Then that's why I became a videographer and I learned from the tutorials. Thanks for my knowledge about English because this tutorial is that, there's no in Chinese subtitle, but they usually force myself to use English software with Photoshop, Premier Adobe, whatever because you learned lingo and jargons with the software.

You don't have to learn, you don't go to freakin English first to study about it, you know? This software gave you all the professional terms. Also and I think this my lighting skills with taking photos with strobes, helps me with I think this strobe lighting tech excuse or the techniques, but similar very similar to the lighting skills in a film. Just two different lights.

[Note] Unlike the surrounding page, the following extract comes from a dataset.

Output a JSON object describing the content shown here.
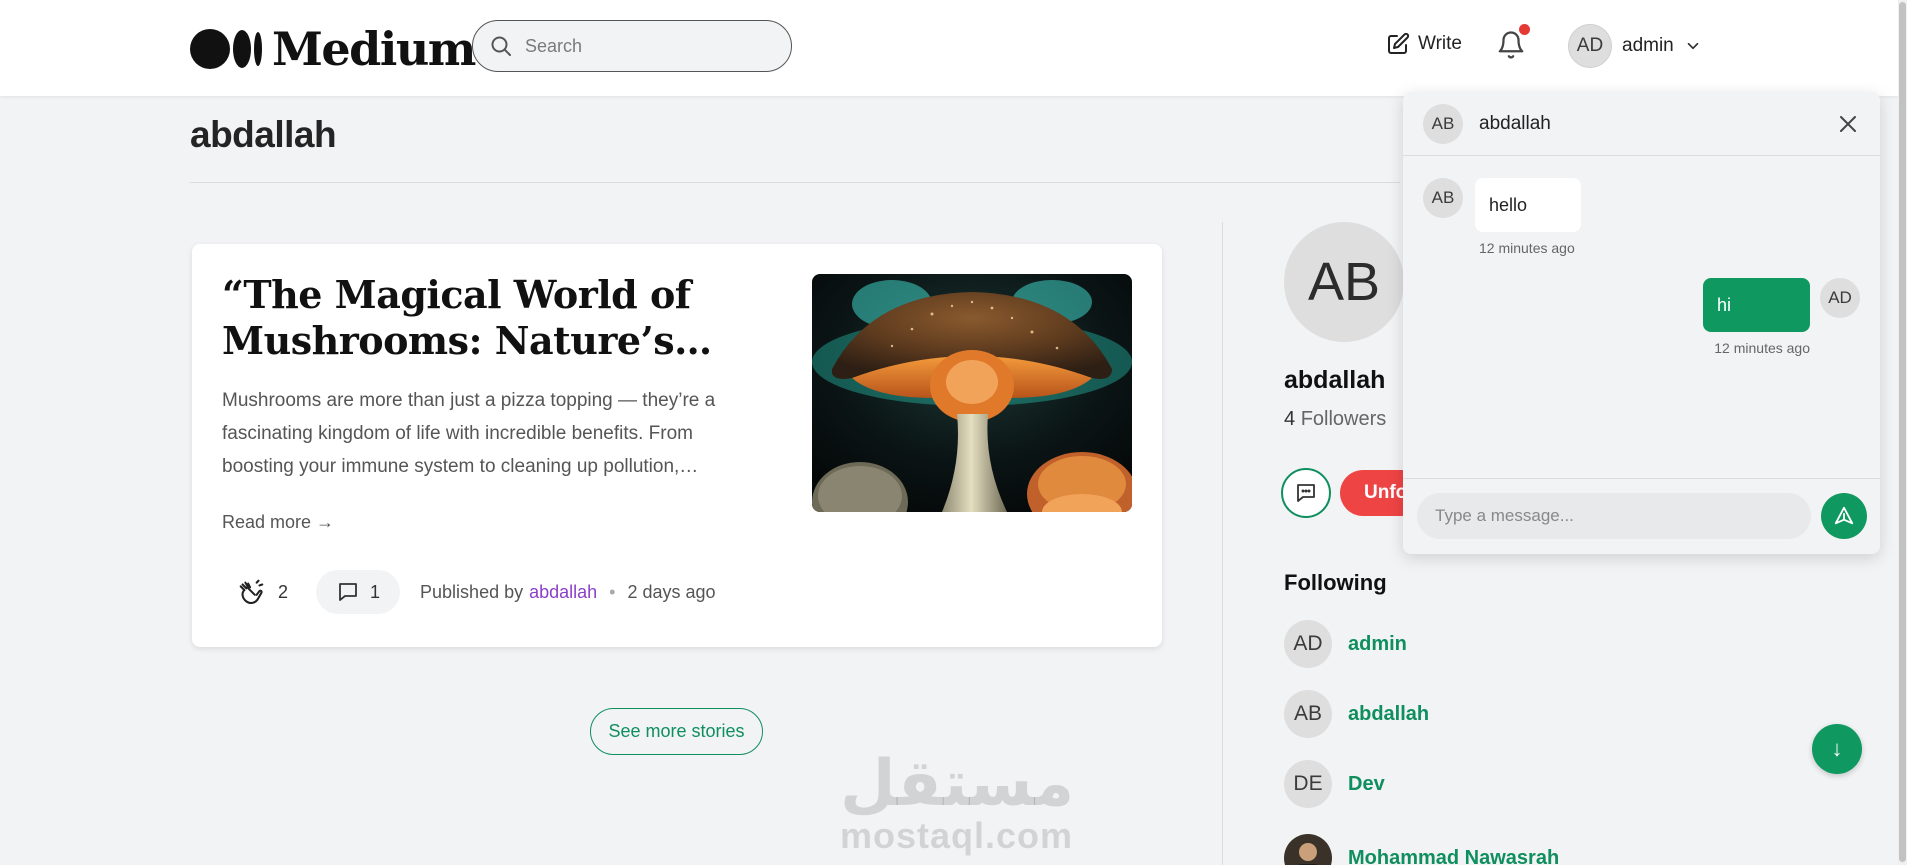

My camera is simple. I only have two camera. One camera is Canon Cinema 100. It's a professional camera, but it doesn't have slow-motion functions. So Sad. But it's a professional camera and it's a light, portable. Because I'm a one-man crew, so I can't, I cant take huge camera. Also, the price for that camera is affordable.

Also a second camera is called backup camera. It is a Cannon 60D...just like the, you know the LR camera. I use it for cam laugh or some other angle with do the interview, whatever. So and a tripod, a monopod and also a slider.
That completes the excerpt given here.